Submission for the Dept Agency take home, uses Next.JS, Netlify & ButterCMS,

Primary LanguageCSS

Dept take home

My submission for the Dept take home, using Netlify, Next.JS and ButterCMS. A live preview of the site can be found here!

Table of contents generated with markdown-toc

Getting Started

First, install the dependencies needed:

npm install

And after that you can run the development server:

npm run dev

Open http://localhost:3000 with your browser to see the result.

Technologies involved

Description & reasoning

Looking at the design of the page I derived the following assumptions;

  1. No user-dependent context on the page
  2. Cases might be added and/or reordered
  3. Content gets updated somewhat infrequently

Looking at this, I find that two pieces of technology make sense here, a CMS and SSG (static site generation). The CMS is there so that given teams, such as marketing, can easily edit the content in a user-friendly way, and since there is no user-dependent state we can statically generate our sites whenever the CMS gets updated. A regular react SPA wouldn't have made much sense, since all of the requests would be the same.

Previously, I have used Gatsby + Netlify CMS, which was quite pleasant, but I wanted to try something new, hence I opted to use Next.JS. The next step is to choose a CMS, we should first look at what our data might look like:

- Cases
  - Title
  - Cover image
  - Company

- Clients
  - Name
  - Logo

- Reviews
  - Review
  - Reviewer
  - Role
  - Company

I do not expect the site to make a lot of varying requests, as well as the shape of the data matching the potential general-purpose REST API (/cases for all cases, /clients for all clients etc.). We also will need to upload images to use for the covers. Thus our CMS will have the following requirements;

  1. Make content available through REST endpoints
  2. Be able to upload images
  3. All of this available in the free tier

My eyes then fell upon ButterCMS, which I had also heard of previously and did satisfy the above requirements.

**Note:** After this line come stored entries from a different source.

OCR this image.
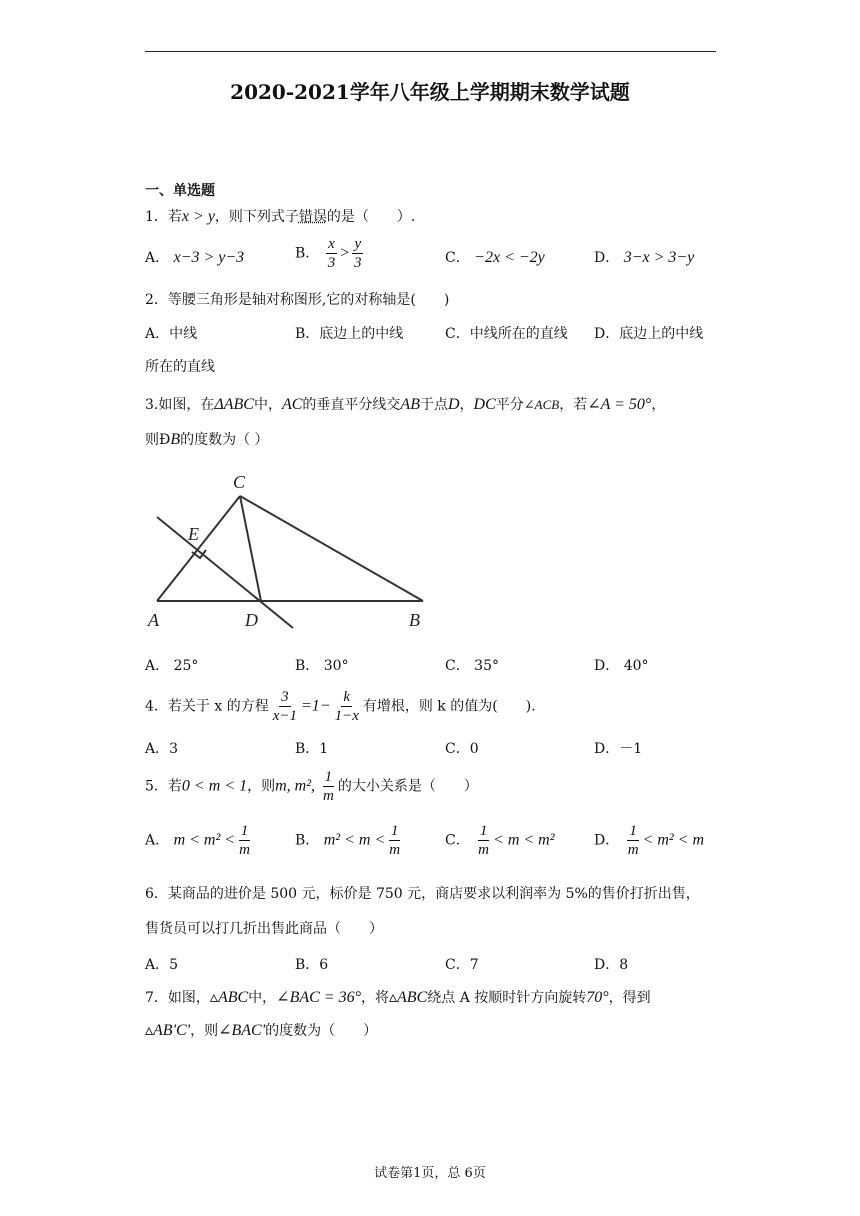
2020-2021学年八年级上学期期末数学试题
一、单选题
1．若x > y，则下列式子错误的是（　　）.
A． x−3 > y−3	B． $\frac{x}{3} > \frac{y}{3}$	C． −2x < −2y	D． 3−x > 3−y
2．等腰三角形是轴对称图形,它的对称轴是(　　)
A．中线	B．底边上的中线	C．中线所在的直线 D．底边上的中线
所在的直线
3.如图，在ΔABC中，AC的垂直平分线交AB于点D，DC平分∠ACB，若∠A = 50°，
则ÐB的度数为（ ）
C
E
A	D	B
A． 25°	B． 30°	C． 35°	D． 40°
4．若关于 x 的方程 $\frac{3}{x-1} =1- \frac{k}{1-x}$ 有增根，则 k 的值为(　　).
A．3	B．1	C．0	D．－1
5．若0 < m < 1，则m, m², $\frac{1}{m}$ 的大小关系是（　　）
A． $m < m^2 < \frac{1}{m}$	B． $m^2 < m < \frac{1}{m}$	C． $\frac{1}{m} < m < m^2$	D． $\frac{1}{m} < m^2 < m$
6．某商品的进价是 500 元，标价是 750 元，商店要求以利润率为 5%的售价打折出售，
售货员可以打几折出售此商品（　　）
A．5	B．6	C．7	D．8
7．如图，▵ABC中，∠BAC = 36°，将▵ABC绕点 A 按顺时针方向旋转70°，得到
▵AB'C'，则∠BAC'的度数为（　　）
试卷第1页，总 6页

The deployment will be done on Netlify, so whenever content gets published in ButterCMS it will trigger Netlify to initiate the build process and deploy the newly generated static sites. This can be done through the webhooks of ButterCMS and the build hooks from Netlify.

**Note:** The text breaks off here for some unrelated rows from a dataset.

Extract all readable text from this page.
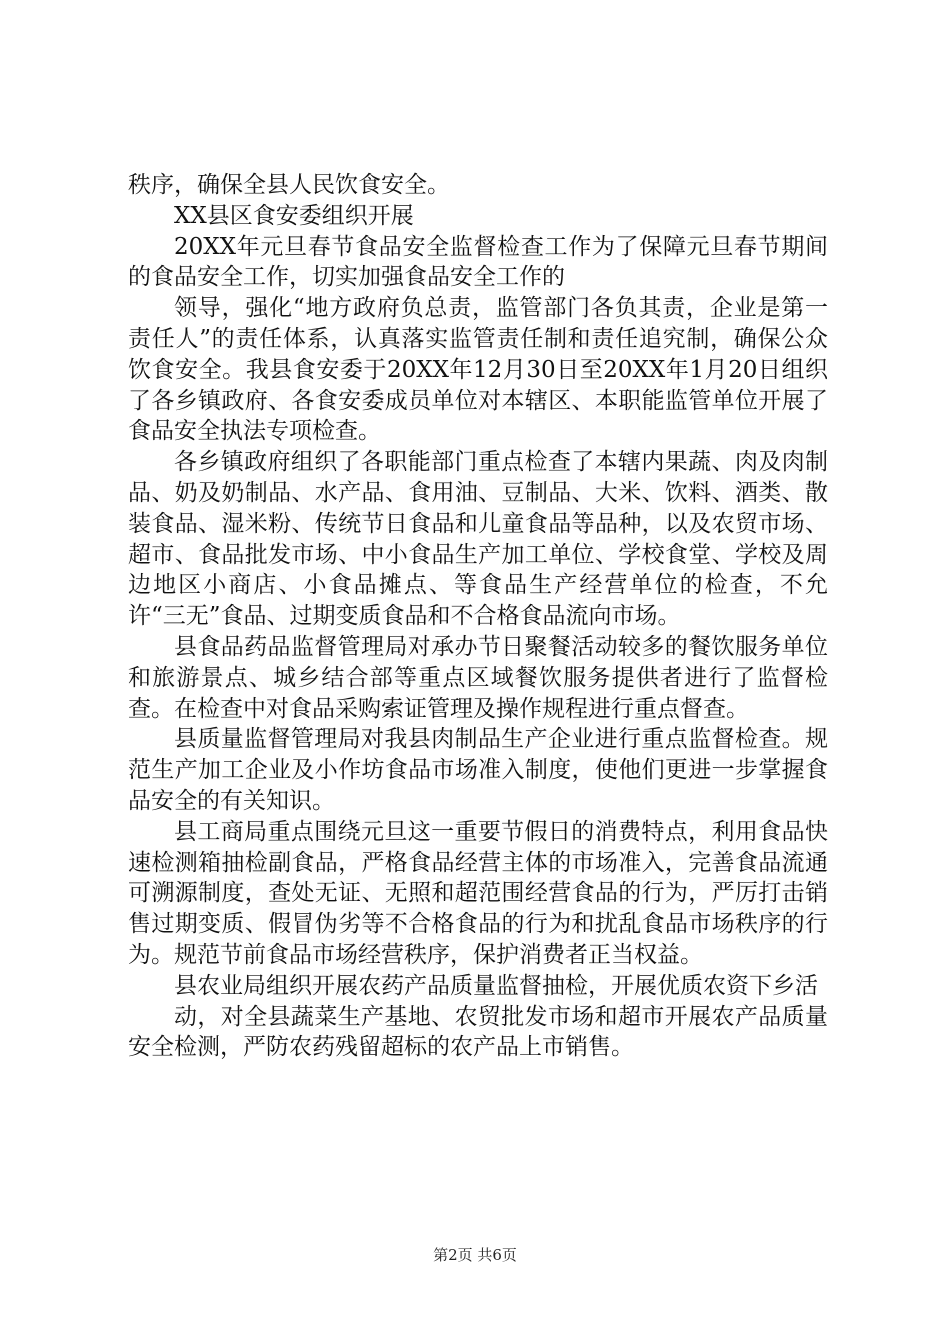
秩序，确保全县人民饮食安全。

XX县区食安委组织开展

20XX年元旦春节食品安全监督检查工作为了保障元旦春节期间的食品安全工作，切实加强食品安全工作的

领导，强化“地方政府负总责，监管部门各负其责，企业是第一责任人”的责任体系，认真落实监管责任制和责任追究制，确保公众饮食安全。我县食安委于20XX年12月30日至20XX年1月20日组织了各乡镇政府、各食安委成员单位对本辖区、本职能监管单位开展了食品安全执法专项检查。

各乡镇政府组织了各职能部门重点检查了本辖内果蔬、肉及肉制品、奶及奶制品、水产品、食用油、豆制品、大米、饮料、酒类、散装食品、湿米粉、传统节日食品和儿童食品等品种，以及农贸市场、超市、食品批发市场、中小食品生产加工单位、学校食堂、学校及周边地区小商店、小食品摊点、等食品生产经营单位的检查，不允许“三无”食品、过期变质食品和不合格食品流向市场。

县食品药品监督管理局对承办节日聚餐活动较多的餐饮服务单位和旅游景点、城乡结合部等重点区域餐饮服务提供者进行了监督检查。在检查中对食品采购索证管理及操作规程进行重点督查。

县质量监督管理局对我县肉制品生产企业进行重点监督检查。规范生产加工企业及小作坊食品市场准入制度，使他们更进一步掌握食品安全的有关知识。

县工商局重点围绕元旦这一重要节假日的消费特点，利用食品快速检测箱抽检副食品，严格食品经营主体的市场准入，完善食品流通可溯源制度，查处无证、无照和超范围经营食品的行为，严厉打击销售过期变质、假冒伪劣等不合格食品的行为和扰乱食品市场秩序的行为。规范节前食品市场经营秩序，保护消费者正当权益。

县农业局组织开展农药产品质量监督抽检，开展优质农资下乡活

动，对全县蔬菜生产基地、农贸批发市场和超市开展农产品质量安全检测，严防农药残留超标的农产品上市销售。

第2页 共6页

So, all in all, we are using

  • ButterCMS for the content
  • Next.JS for statically generating the sites
  • Netlify for hosting and the building pipeline

dept-takehome-graph

Potential improvements

If I had more time, these are the main things I'd have wanted to improve:

  • Better separation of child and parent components, in some cases, some components are including CSS rules that should have been imposed by the parents. For example, the Review component includes a border-top, which makes sense in the context of our site as a whole and how we're using it, but might not make sense in other sites where we'd want to reuse Reivew. So rather than the border-top embedded in the Review component, it would have been better applied by the parent of Review.
  • Some of the content is hardcoded, like certain menu entries and countries, it would be good to extract those out so that we're not having a mix of hardcoded content & content from the CMS.
  • I feel like I could have been more consistent in my usage of CSS, for example, in some cases I try to keep the selectors as flat as possible, for example, .footer {}, .footer-link {}, wherein some other places I'll target children .footer {}, .footer .link {}. The latter can sometimes cause some issues when it comes to CSS prioritization when you'd want to override certain .link rules for instance.